Succession: CyprusFrance

Case complexity: medium. The testator resides in Cyprus, the heir resides in France.

Which law decides who gets what

The testator lives in an EU country (Cyprus). Under the common European rules the whole estate is governed by that country's law — wherever the assets are.

Who the law forces you to include

Cyprus: Forced heirship under the Wills and Succession Law: with a spouse and children up to ¾ of the estate is reserved; only the remainder is freely disposable.

A workable route: choose the applicable law in the will in advance and/or move assets into a structure (foundation, trust, holding) where shares are inherited rather than the assets themselves.

Where tax arises

Cyprus: No inheritance tax (abolished in 2000).

How it is recognised and processed

Within the EU there is a single document — the European Certificate of Succession: it is recognised across all EU states, with no need to go through the procedure in each one.

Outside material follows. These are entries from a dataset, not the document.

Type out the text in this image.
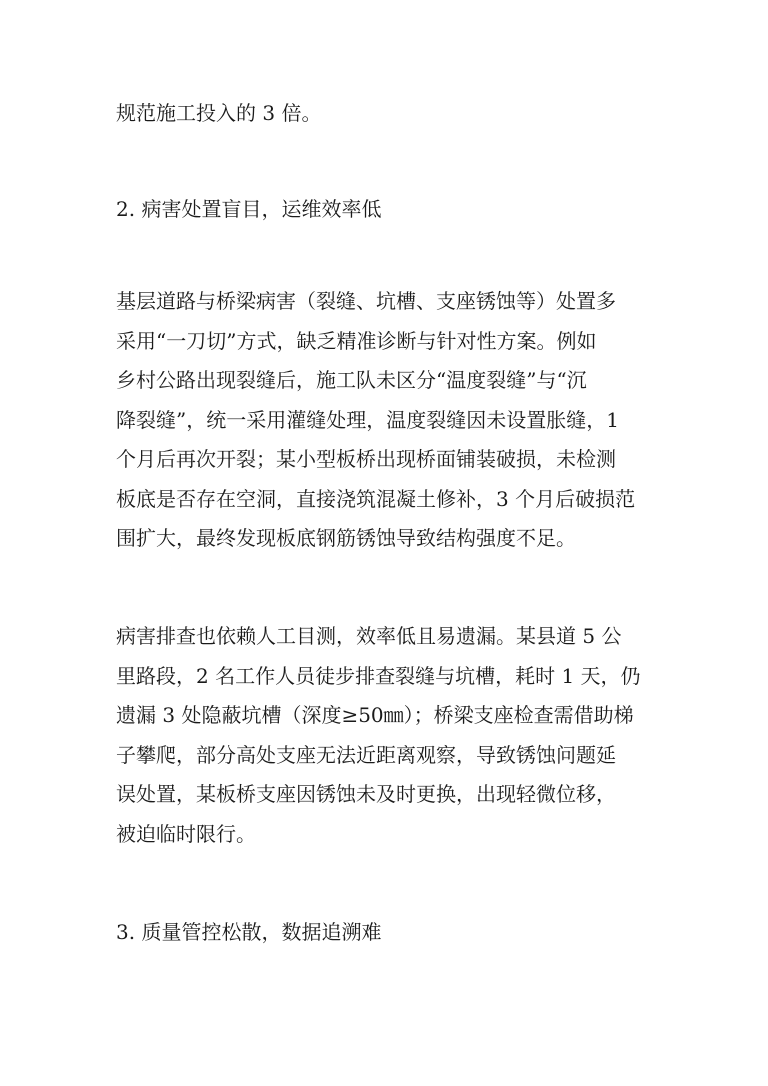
规范施工投入的 3 倍。

2. 病害处置盲目，运维效率低

基层道路与桥梁病害（裂缝、坑槽、支座锈蚀等）处置多
采用“一刀切”方式，缺乏精准诊断与针对性方案。例如
乡村公路出现裂缝后，施工队未区分“温度裂缝”与“沉
降裂缝”，统一采用灌缝处理，温度裂缝因未设置胀缝，1
个月后再次开裂；某小型板桥出现桥面铺装破损，未检测
板底是否存在空洞，直接浇筑混凝土修补，3 个月后破损范
围扩大，最终发现板底钢筋锈蚀导致结构强度不足。

病害排查也依赖人工目测，效率低且易遗漏。某县道 5 公
里路段，2 名工作人员徒步排查裂缝与坑槽，耗时 1 天，仍
遗漏 3 处隐蔽坑槽（深度≥50㎜）；桥梁支座检查需借助梯
子攀爬，部分高处支座无法近距离观察，导致锈蚀问题延
误处置，某板桥支座因锈蚀未及时更换，出现轻微位移，
被迫临时限行。

3. 质量管控松散，数据追溯难
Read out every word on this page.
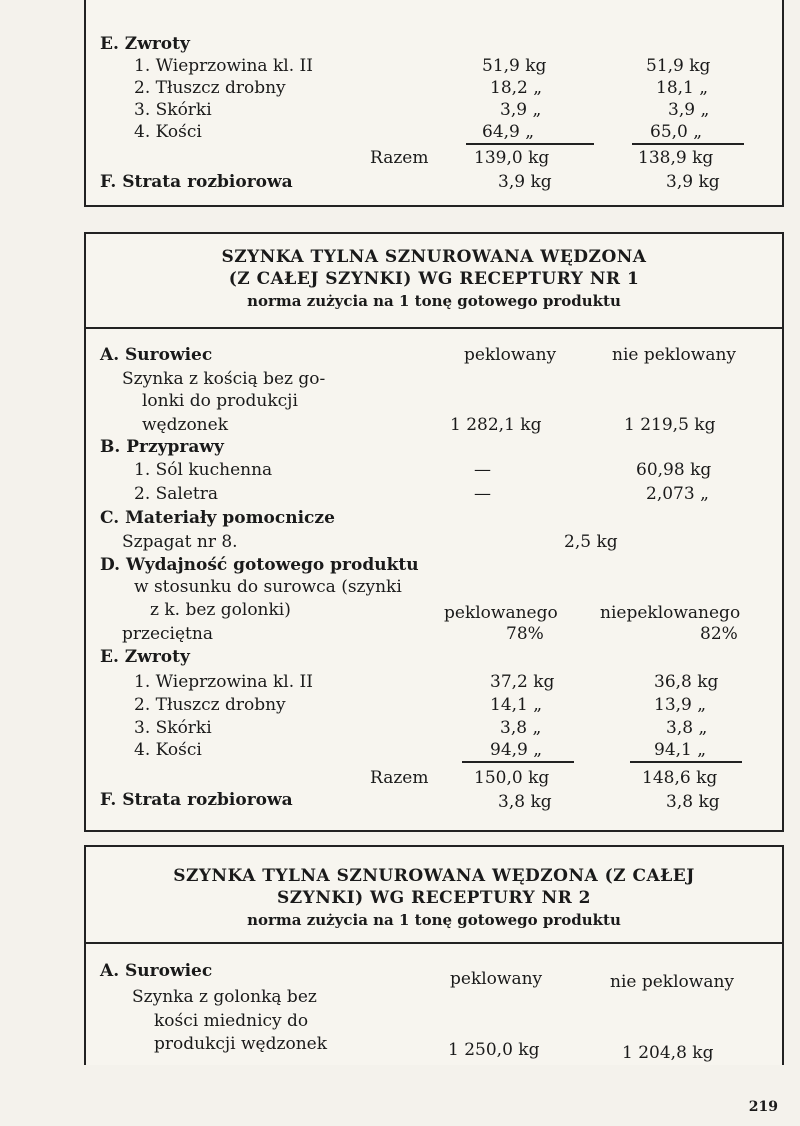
E. Zwroty
1. Wieprzowina kl. II	51,9 kg	51,9 kg
2. Tłuszcz drobny	18,2 „	18,1 „
3. Skórki	3,9 „	3,9 „
4. Kości	64,9 „	65,0 „
Razem	139,0 kg	138,9 kg
F. Strata rozbiorowa	3,9 kg	3,9 kg
SZYNKA TYLNA SZNUROWANA WĘDZONA
(Z CAŁEJ SZYNKI) WG RECEPTURY NR 1
norma zużycia na 1 tonę gotowego produktu
A. Surowiec	peklowany	nie peklowany
Szynka z kością bez go-
lonki do produkcji
wędzonek	1 282,1 kg	1 219,5 kg
B. Przyprawy
1. Sól kuchenna	—	60,98 kg
2. Saletra	—	2,073 „
C. Materiały pomocnicze
Szpagat nr 8.	2,5 kg
D. Wydajność gotowego produktu
w stosunku do surowca (szynki
z k. bez golonki)	peklowanego niepeklowanego
przeciętna	78%	82%
E. Zwroty
1. Wieprzowina kl. II	37,2 kg	36,8 kg
2. Tłuszcz drobny	14,1 „	13,9 „
3. Skórki	3,8 „	3,8 „
4. Kości	94,9 „	94,1 „
Razem	150,0 kg	148,6 kg
F. Strata rozbiorowa	3,8 kg	3,8 kg
SZYNKA TYLNA SZNUROWANA WĘDZONA (Z CAŁEJ
SZYNKI) WG RECEPTURY NR 2
norma zużycia na 1 tonę gotowego produktu
A. Surowiec	peklowany	nie peklowany
Szynka z golonką bez
kości miednicy do
produkcji wędzonek	1 250,0 kg	1 204,8 kg
219
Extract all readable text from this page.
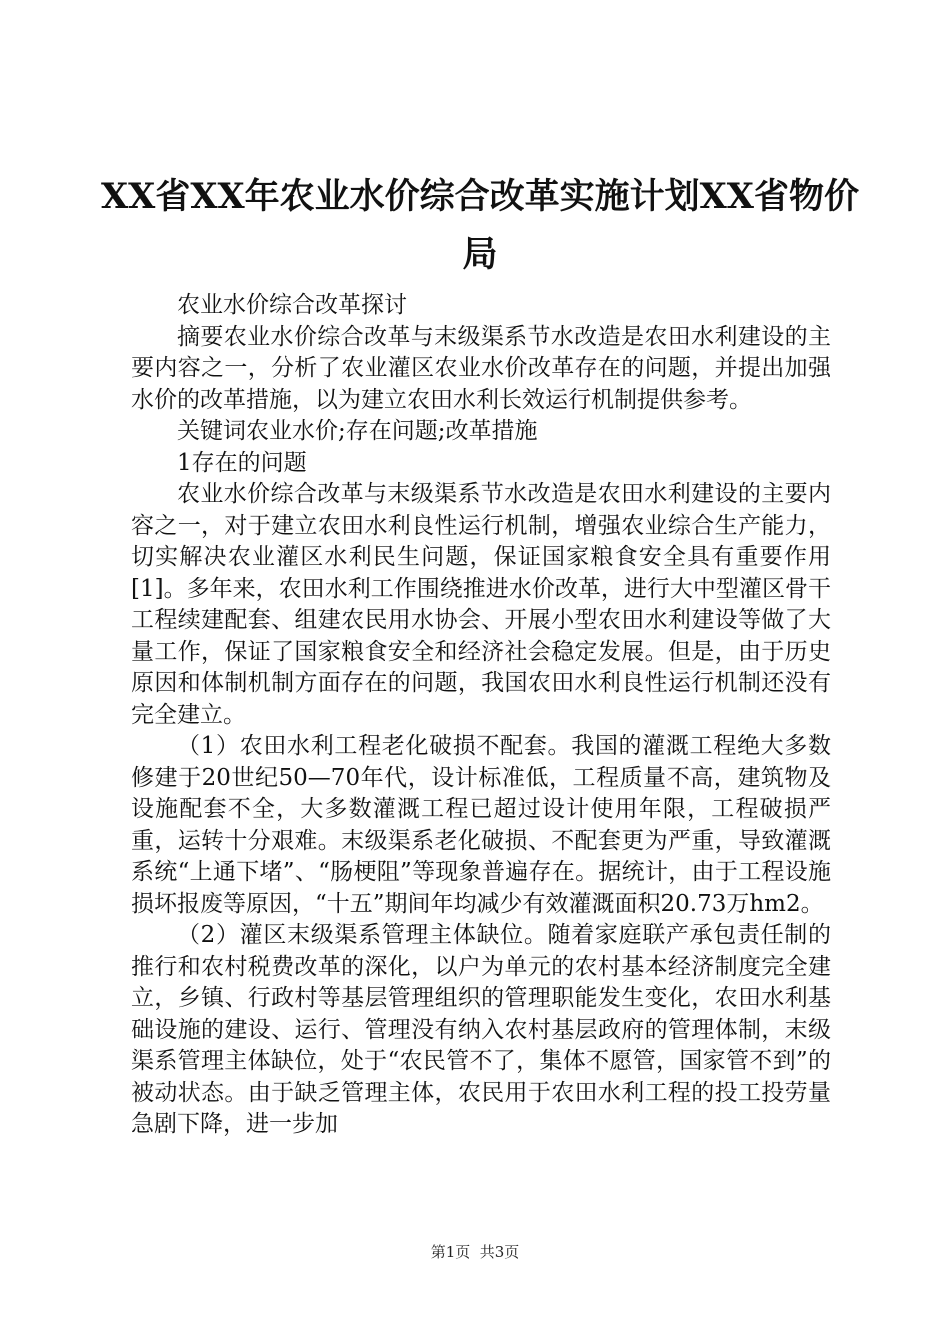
XX省XX年农业水价综合改革实施计划XX省物价局

农业水价综合改革探讨

摘要农业水价综合改革与末级渠系节水改造是农田水利建设的主要内容之一，分析了农业灌区农业水价改革存在的问题，并提出加强水价的改革措施，以为建立农田水利长效运行机制提供参考。

关键词农业水价;存在问题;改革措施

1存在的问题

农业水价综合改革与末级渠系节水改造是农田水利建设的主要内容之一，对于建立农田水利良性运行机制，增强农业综合生产能力，切实解决农业灌区水利民生问题，保证国家粮食安全具有重要作用[1]。多年来，农田水利工作围绕推进水价改革，进行大中型灌区骨干工程续建配套、组建农民用水协会、开展小型农田水利建设等做了大量工作，保证了国家粮食安全和经济社会稳定发展。但是，由于历史原因和体制机制方面存在的问题，我国农田水利良性运行机制还没有完全建立。

（1）农田水利工程老化破损不配套。我国的灌溉工程绝大多数修建于20世纪50—70年代，设计标准低，工程质量不高，建筑物及设施配套不全，大多数灌溉工程已超过设计使用年限，工程破损严重，运转十分艰难。末级渠系老化破损、不配套更为严重，导致灌溉系统“上通下堵”、“肠梗阻”等现象普遍存在。据统计，由于工程设施损坏报废等原因，“十五”期间年均减少有效灌溉面积20.73万hm2。

（2）灌区末级渠系管理主体缺位。随着家庭联产承包责任制的推行和农村税费改革的深化，以户为单元的农村基本经济制度完全建立，乡镇、行政村等基层管理组织的管理职能发生变化，农田水利基础设施的建设、运行、管理没有纳入农村基层政府的管理体制，末级渠系管理主体缺位，处于“农民管不了，集体不愿管，国家管不到”的被动状态。由于缺乏管理主体，农民用于农田水利工程的投工投劳量急剧下降，进一步加

第1页  共3页
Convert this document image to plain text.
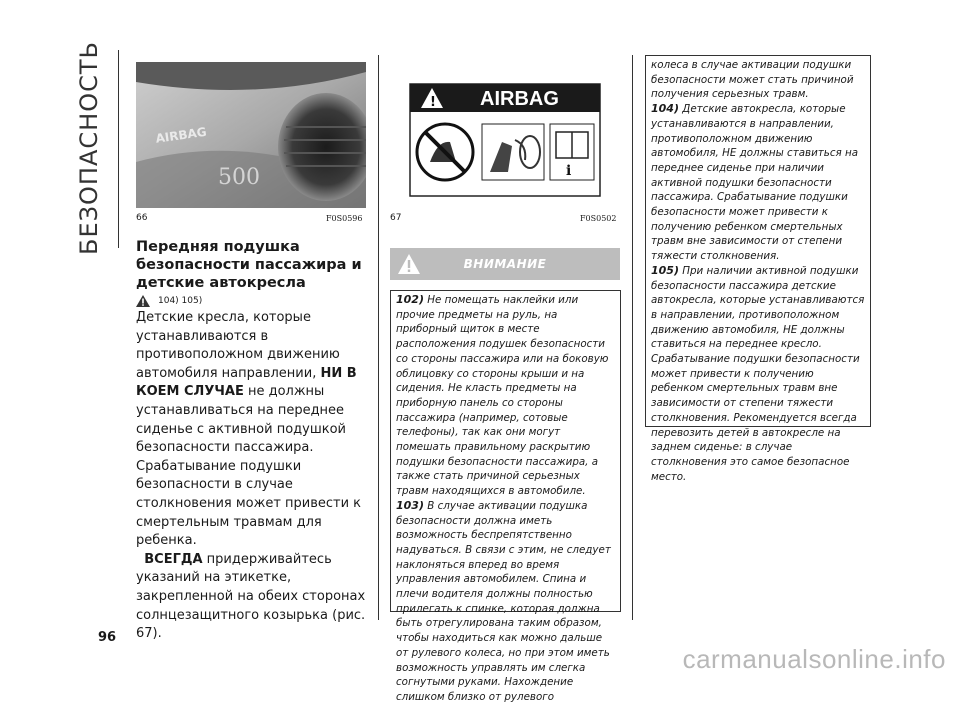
БЕЗОПАСНОСТЬ	500
AIRBAG
66	F0S0596
! AIRBAG
i
67	F0S0502
Передняя подушка безопасности пассажира и детские автокресла
104) 105)
Детские кресла, которые устанавливаются в противоположном движению автомобиля направлении, НИ В КОЕМ СЛУЧАЕ не должны устанавливаться на переднее сиденье с активной подушкой безопасности пассажира. Срабатывание подушки безопасности в случае столкновения может привести к смертельным травмам для ребенка.
ВСЕГДА придерживайтесь указаний на этикетке, закрепленной на обеих сторонах солнцезащитного козырька (рис. 67).
ВНИМАНИЕ

102) Не помещать наклейки или прочие предметы на руль, на приборный щиток в месте расположения подушек безопасности со стороны пассажира или на боковую облицовку со стороны крыши и на сидения. Не класть предметы на приборную панель со стороны пассажира (например, сотовые телефоны), так как они могут помешать правильному раскрытию подушки безопасности пассажира, а также стать причиной серьезных травм находящихся в автомобиле.

103) В случае активации подушка безопасности должна иметь возможность беспрепятственно надуваться. В связи с этим, не следует наклоняться вперед во время управления автомобилем. Спина и плечи водителя должны полностью прилегать к спинке, которая должна быть отрегулирована таким образом, чтобы находиться как можно дальше от рулевого колеса, но при этом иметь возможность управлять им слегка согнутыми руками. Нахождение слишком близко от рулевого

колеса в случае активации подушки безопасности может стать причиной получения серьезных травм.

104) Детские автокресла, которые устанавливаются в направлении, противоположном движению автомобиля, НЕ должны ставиться на переднее сиденье при наличии активной подушки безопасности пассажира. Срабатывание подушки безопасности может привести к получению ребенком смертельных травм вне зависимости от степени тяжести столкновения.

105) При наличии активной подушки безопасности пассажира детские автокресла, которые устанавливаются в направлении, противоположном движению автомобиля, НЕ должны ставиться на переднее кресло. Срабатывание подушки безопасности может привести к получению ребенком смертельных травм вне зависимости от степени тяжести столкновения. Рекомендуется всегда перевозить детей в автокресле на заднем сиденье: в случае столкновения это самое безопасное место.

96
carmanualsonline.info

Testator and heir in different countries — documents will need cross-jurisdiction recognition and legalisation (apostille, translation, sometimes a repeat procedure).

What to set up in advance

Will with a choice of applicable law

Trust

Private foundation

Insurance wrapper for assets

What to watch out for

Part of the estate is reserved by Cyprus law for close relatives — it cannot be freely reallocated by will.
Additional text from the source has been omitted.